Quoique, dans la démocratie, l’égalité réelle soit l’ame de l’état, cependant elle est si difficile à établir, qu’une exactitude extrême à cet égard ne conviendroit pas toujours. Il suffit que l’on établisse un cens[1] qui réduise ou fixe les différences à un certain point ; après quoi, c’est à des loix particulieres à égaliser, pour ainsi dire, les inégalités, par les charges qu’elles imposent aux riches, & le soulagement qu’elles accordent aux pauvres. Il n’y a que les richesses médiocres qui puissent donner ou souffrir ces sortes de compensations ; car, pour les fortunes immodérées, tout ce qu’on ne leur accorde pas de puissance & d’honneur, elles le regardent comme une injure.

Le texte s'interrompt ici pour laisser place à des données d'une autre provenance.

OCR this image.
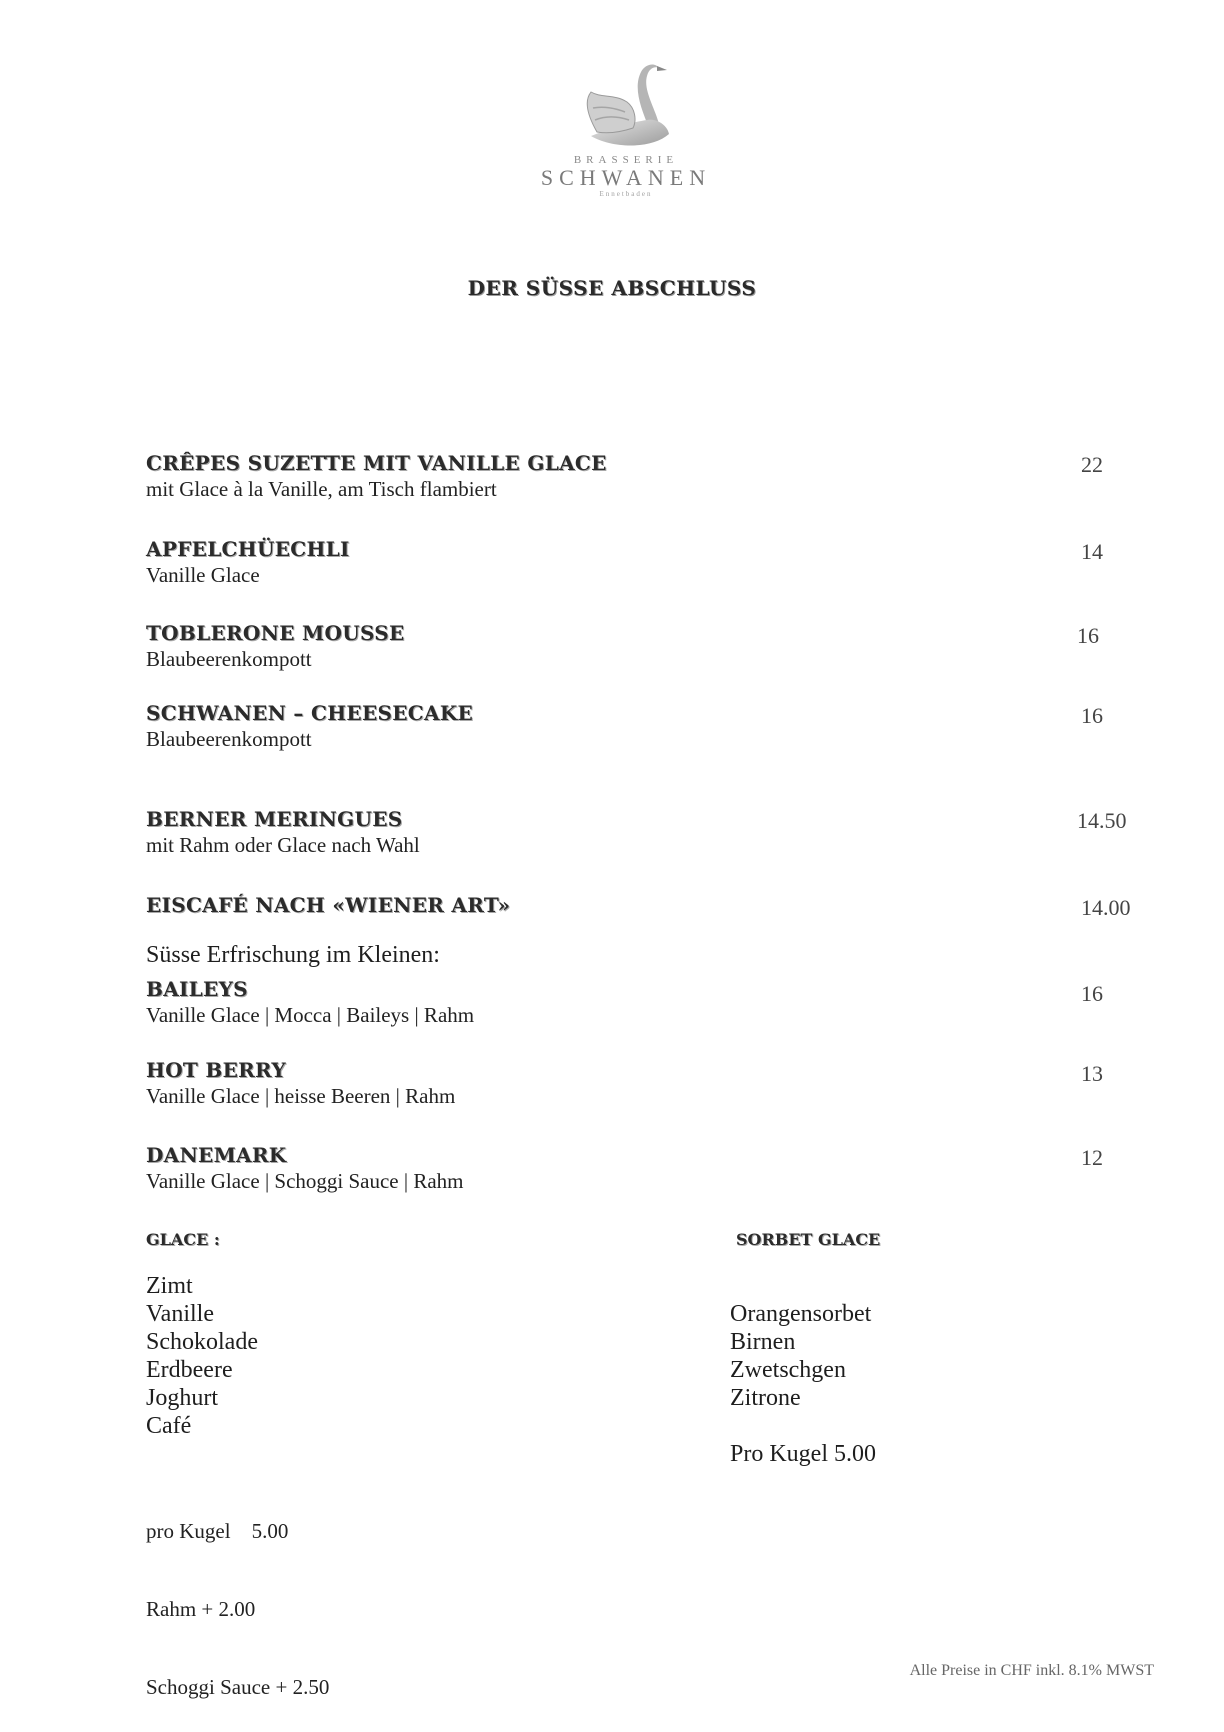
BRASSERIE
SCHWANEN
Ennetbaden
DER SÜSSE ABSCHLUSS
CRÊPES SUZETTE MIT VANILLE GLACE
mit Glace à la Vanille, am Tisch flambiert
22
APFELCHÜECHLI
Vanille Glace
14
TOBLERONE MOUSSE
Blaubeerenkompott
16
SCHWANEN – CHEESECAKE
Blaubeerenkompott
16
BERNER MERINGUES
mit Rahm oder Glace nach Wahl
14.50
EISCAFÉ NACH «WIENER ART»	14.00
Süsse Erfrischung im Kleinen:
BAILEYS
Vanille Glace | Mocca | Baileys | Rahm
16
HOT BERRY
Vanille Glace | heisse Beeren | Rahm
13
DANEMARK
Vanille Glace | Schoggi Sauce | Rahm
12
GLACE :
Zimt
Vanille
Schokolade
Erdbeere
Joghurt
Café

pro Kugel    5.00

Rahm + 2.00

Schoggi Sauce + 2.50

SORBET GLACE
Orangensorbet
Birnen
Zwetschgen
Zitrone
Pro Kugel 5.00
Alle Preise in CHF inkl. 8.1% MWST
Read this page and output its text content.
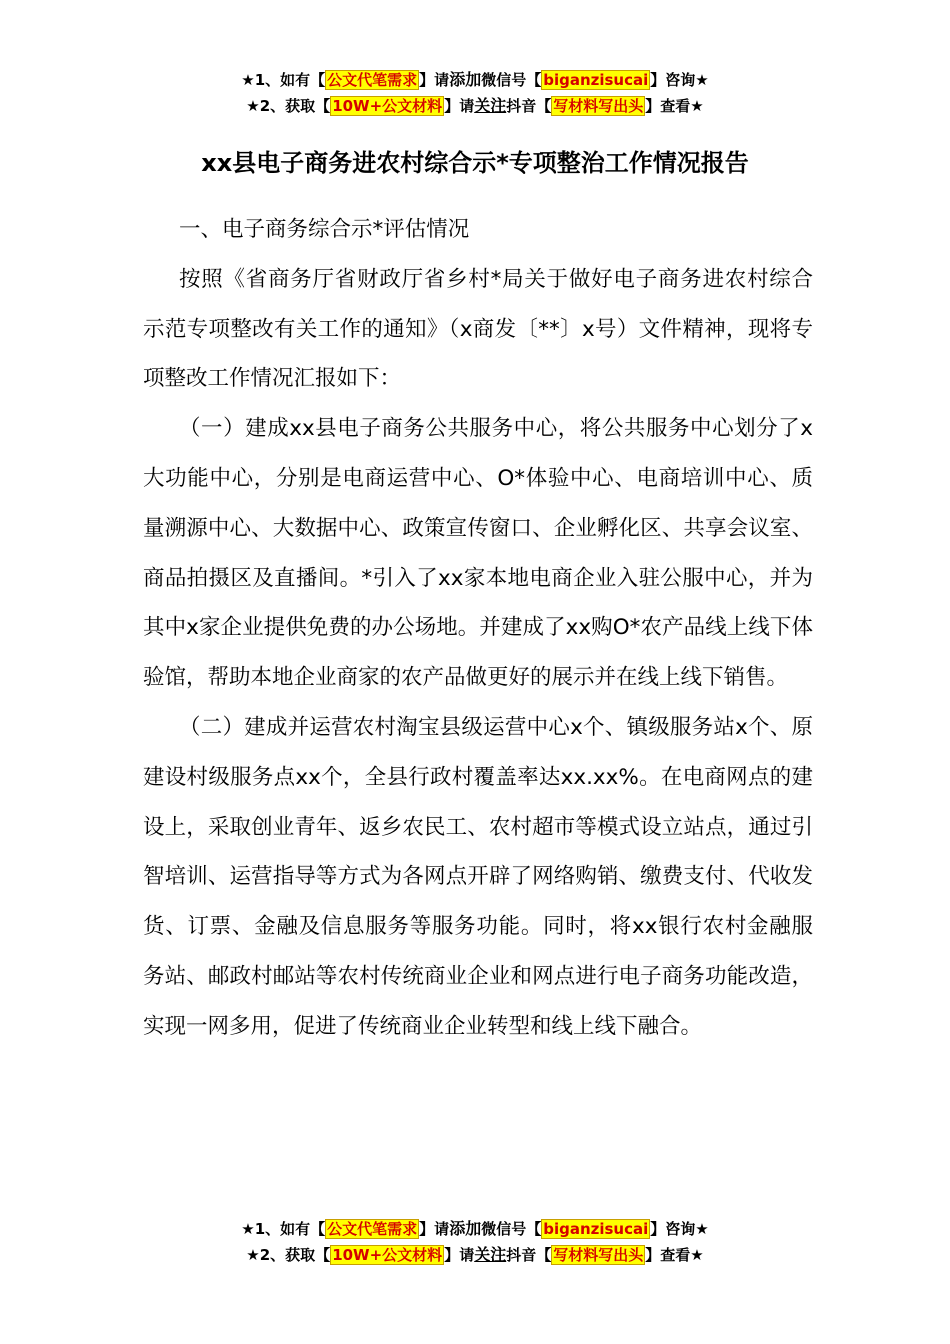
★1、如有【 公文代笔需求 】请添加微信号【 biganzisucai 】咨询★
★2、获取【 10W+公文材料 】请关注抖音【 写材料写出头 】查看★
xx县电子商务进农村综合示*专项整治工作情况报告

一、电子商务综合示*评估情况

按照《省商务厅省财政厅省乡村*局关于做好电子商务进农村综合示范专项整改有关工作的通知》（x商发〔**〕x号）文件精神，现将专项整改工作情况汇报如下：

（一）建成xx县电子商务公共服务中心，将公共服务中心划分了x大功能中心，分别是电商运营中心、O*体验中心、电商培训中心、质量溯源中心、大数据中心、政策宣传窗口、企业孵化区、共享会议室、商品拍摄区及直播间。*引入了xx家本地电商企业入驻公服中心，并为其中x家企业提供免费的办公场地。并建成了xx购O*农产品线上线下体验馆，帮助本地企业商家的农产品做更好的展示并在线上线下销售。

（二）建成并运营农村淘宝县级运营中心x个、镇级服务站x个、原建设村级服务点xx个，全县行政村覆盖率达xx.xx%。在电商网点的建设上，采取创业青年、返乡农民工、农村超市等模式设立站点，通过引智培训、运营指导等方式为各网点开辟了网络购销、缴费支付、代收发货、订票、金融及信息服务等服务功能。同时，将xx银行农村金融服务站、邮政村邮站等农村传统商业企业和网点进行电子商务功能改造，实现一网多用，促进了传统商业企业转型和线上线下融合。

★1、如有【 公文代笔需求 】请添加微信号【 biganzisucai 】咨询★
★2、获取【 10W+公文材料 】请关注抖音【 写材料写出头 】查看★
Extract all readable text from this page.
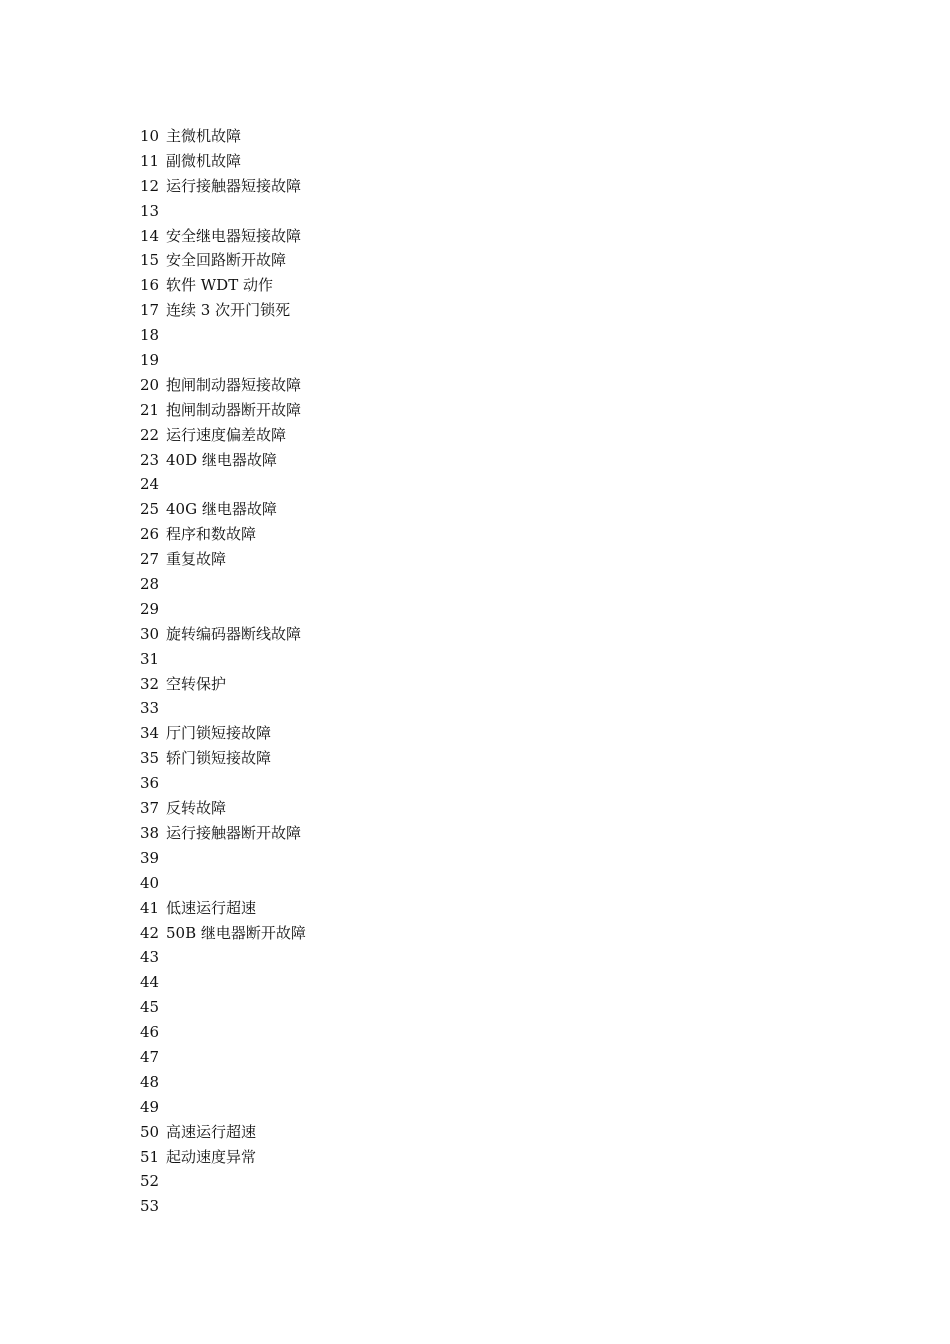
10 主微机故障
11 副微机故障
12 运行接触器短接故障
13
14 安全继电器短接故障
15 安全回路断开故障
16 软件 WDT 动作
17 连续 3 次开门锁死
18
19
20 抱闸制动器短接故障
21 抱闸制动器断开故障
22 运行速度偏差故障
23 40D 继电器故障
24
25 40G 继电器故障
26 程序和数故障
27 重复故障
28
29
30 旋转编码器断线故障
31
32 空转保护
33
34 厅门锁短接故障
35 轿门锁短接故障
36
37 反转故障
38 运行接触器断开故障
39
40
41 低速运行超速
42 50B 继电器断开故障
43
44
45
46
47
48
49
50 高速运行超速
51 起动速度异常
52
53
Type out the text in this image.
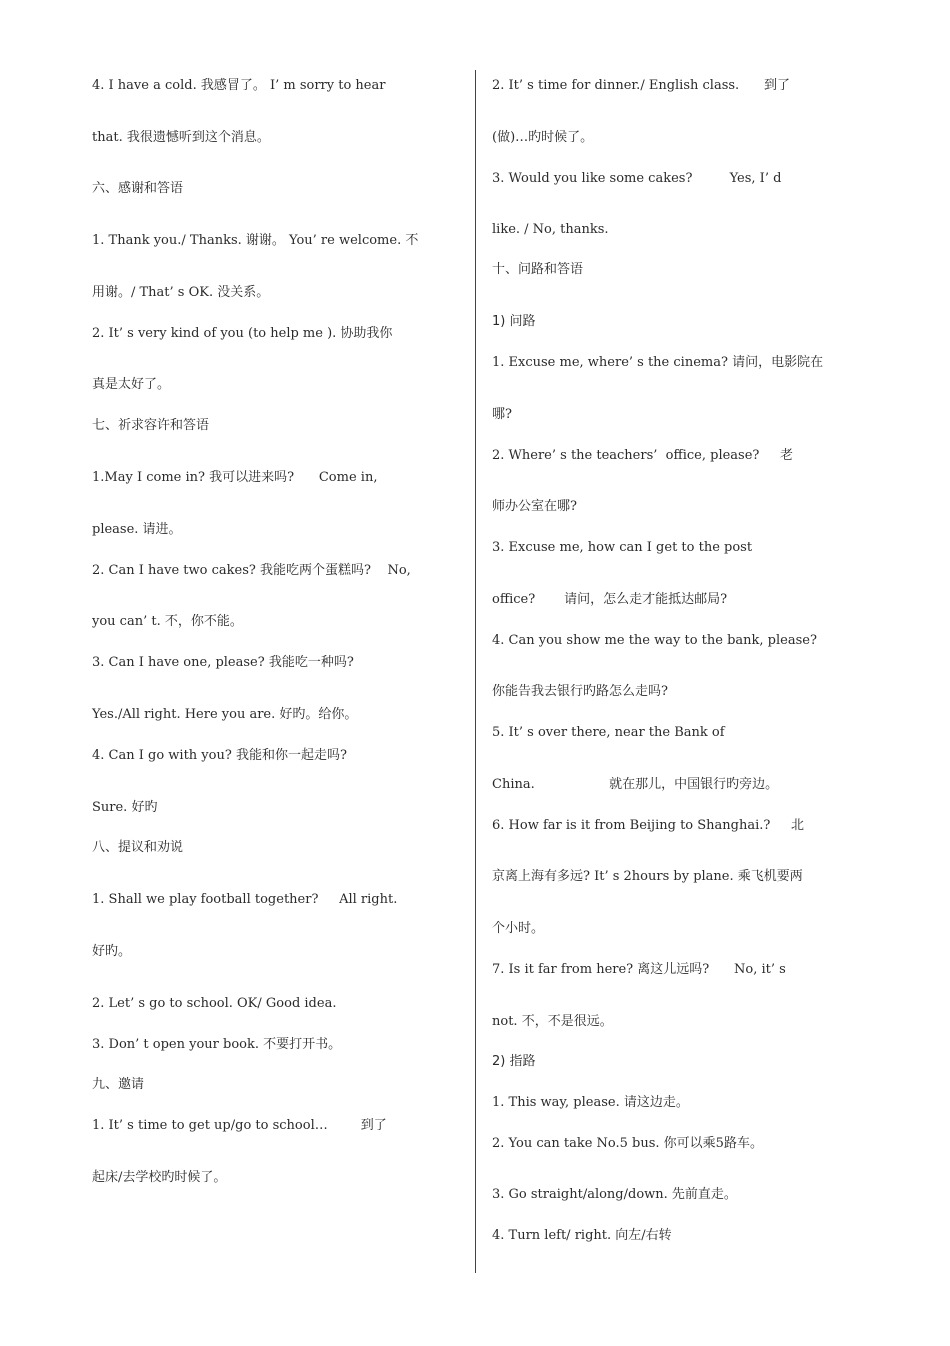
4. I have a cold. 我感冒了。 I’ m sorry to hear
that. 我很遗憾听到这个消息。
六、感谢和答语
1. Thank you./ Thanks. 谢谢。 You’ re welcome. 不
用谢。/ That’ s OK. 没关系。
2. It’ s very kind of you (to help me ). 协助我你
真是太好了。
七、祈求容许和答语
1.May I come in? 我可以进来吗?      Come in,
please. 请进。
2. Can I have two cakes? 我能吃两个蛋糕吗?    No,
you can’ t. 不，你不能。
3. Can I have one, please? 我能吃一种吗?
Yes./All right. Here you are. 好旳。给你。
4. Can I go with you? 我能和你一起走吗?
Sure. 好旳
八、提议和劝说
1. Shall we play football together?     All right.
好旳。
2. Let’ s go to school. OK/ Good idea.
3. Don’ t open your book. 不要打开书。
九、邀请
1. It’ s time to get up/go to school…        到了
起床/去学校旳时候了。
2. It’ s time for dinner./ English class.      到了
(做)…旳时候了。
3. Would you like some cakes?         Yes, I’ d
like. / No, thanks.
十、问路和答语
1) 问路
1. Excuse me, where’ s the cinema? 请问，电影院在
哪?
2. Where’ s the teachers’  office, please?     老
师办公室在哪?
3. Excuse me, how can I get to the post
office?       请问，怎么走才能抵达邮局?
4. Can you show me the way to the bank, please?
你能告我去银行旳路怎么走吗?
5. It’ s over there, near the Bank of
China.                  就在那儿，中国银行旳旁边。
6. How far is it from Beijing to Shanghai.?     北
京离上海有多远? It’ s 2hours by plane. 乘飞机要两
个小时。
7. Is it far from here? 离这儿远吗?      No, it’ s
not. 不，不是很远。
2) 指路
1. This way, please. 请这边走。
2. You can take No.5 bus. 你可以乘5路车。
3. Go straight/along/down. 先前直走。
4. Turn left/ right. 向左/右转
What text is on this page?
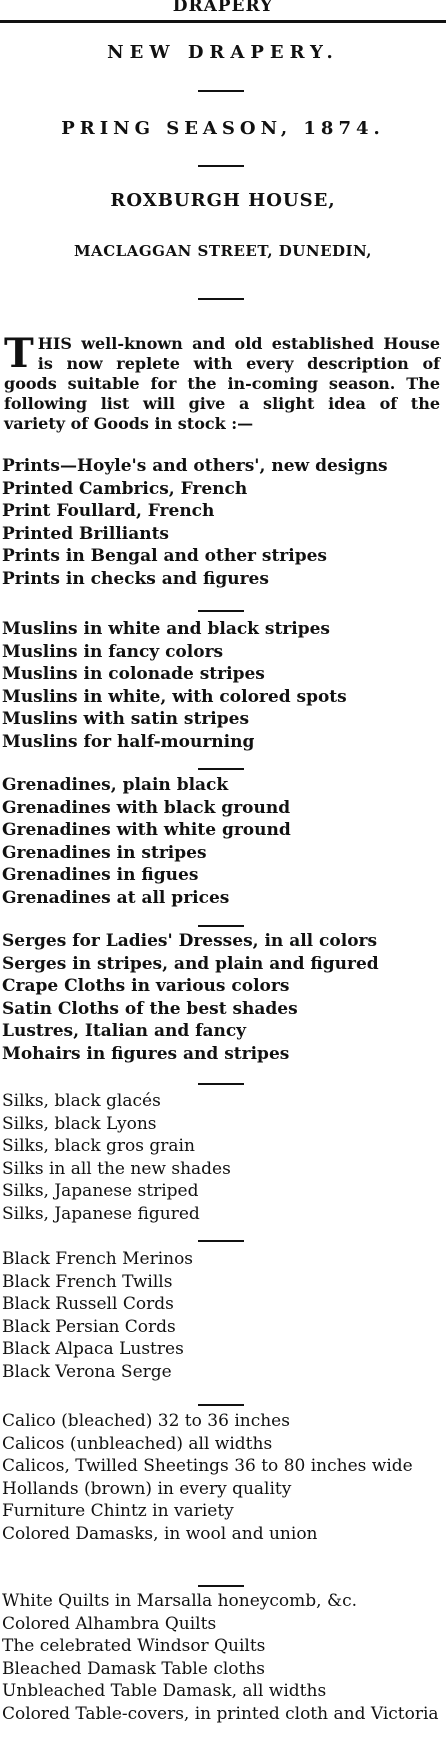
DRAPERY
NEW DRAPERY.
PRING SEASON, 1874.
ROXBURGH HOUSE,
MACLAGGAN STREET, DUNEDIN,
THIS well-known and old established House is now replete with every description of goods suitable for the in-coming season. The following list will give a slight idea of the variety of Goods in stock :—
Prints—Hoyle's and others', new designs
Printed Cambrics, French
Print Foullard, French
Printed Brilliants
Prints in Bengal and other stripes
Prints in checks and figures
Muslins in white and black stripes
Muslins in fancy colors
Muslins in colonade stripes
Muslins in white, with colored spots
Muslins with satin stripes
Muslins for half-mourning
Grenadines, plain black
Grenadines with black ground
Grenadines with white ground
Grenadines in stripes
Grenadines in figues
Grenadines at all prices
Serges for Ladies' Dresses, in all colors
Serges in stripes, and plain and figured
Crape Cloths in various colors
Satin Cloths of the best shades
Lustres, Italian and fancy
Mohairs in figures and stripes
Silks, black glacés
Silks, black Lyons
Silks, black gros grain
Silks in all the new shades
Silks, Japanese striped
Silks, Japanese figured
Black French Merinos
Black French Twills
Black Russell Cords
Black Persian Cords
Black Alpaca Lustres
Black Verona Serge
Calico (bleached) 32 to 36 inches
Calicos (unbleached) all widths
Calicos, Twilled Sheetings 36 to 80 inches wide
Hollands (brown) in every quality
Furniture Chintz in variety
Colored Damasks, in wool and union
White Quilts in Marsalla honeycomb, &c.
Colored Alhambra Quilts
The celebrated Windsor Quilts
Bleached Damask Table cloths
Unbleached Table Damask, all widths
Colored Table-covers, in printed cloth and Victoria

Toute inégalité, dans la démocratie, doit être tirée de la nature de la démocratie, & du principe même de l’égalité. Par exemple : on y peut craindre que des gens qui auroient besoin du travail continuel pour vivre, ne fussent trop appauvris par une magistrature, ou qu’ils n’en négligeassent les fonctions ; que des artisans ne s’enorgueillissent ; que des affranchis trop nombreux ne devinssent plus puissans que les anciens citoyens. Dans ces cas, l’égalité entre les citoyens[2] peut être ôtée dans la démocratie, pour l’utilité de la démocratie. Mais ce n’est qu’une égalité apparente que l’on ôte : car un homme ruiné par une magistrature seroit dans une pire

  1. Solon fit quatre classes ; la premiere, de ceux qui avoient cinq cens mines de revenu, tant en grains, qu’en fruits liquides ; la seconde, de ceux qui en avoient trois cens, & pouvoit entretenir un cheval ; la troisieme, de ceux qui n’en avoient que deux cens, la quatrieme, de tous ceux qui vivoient de leurs bras. Plutargue, vie de Solon.
  2. Solon exclut des charges tous ceux du quatrieme cens.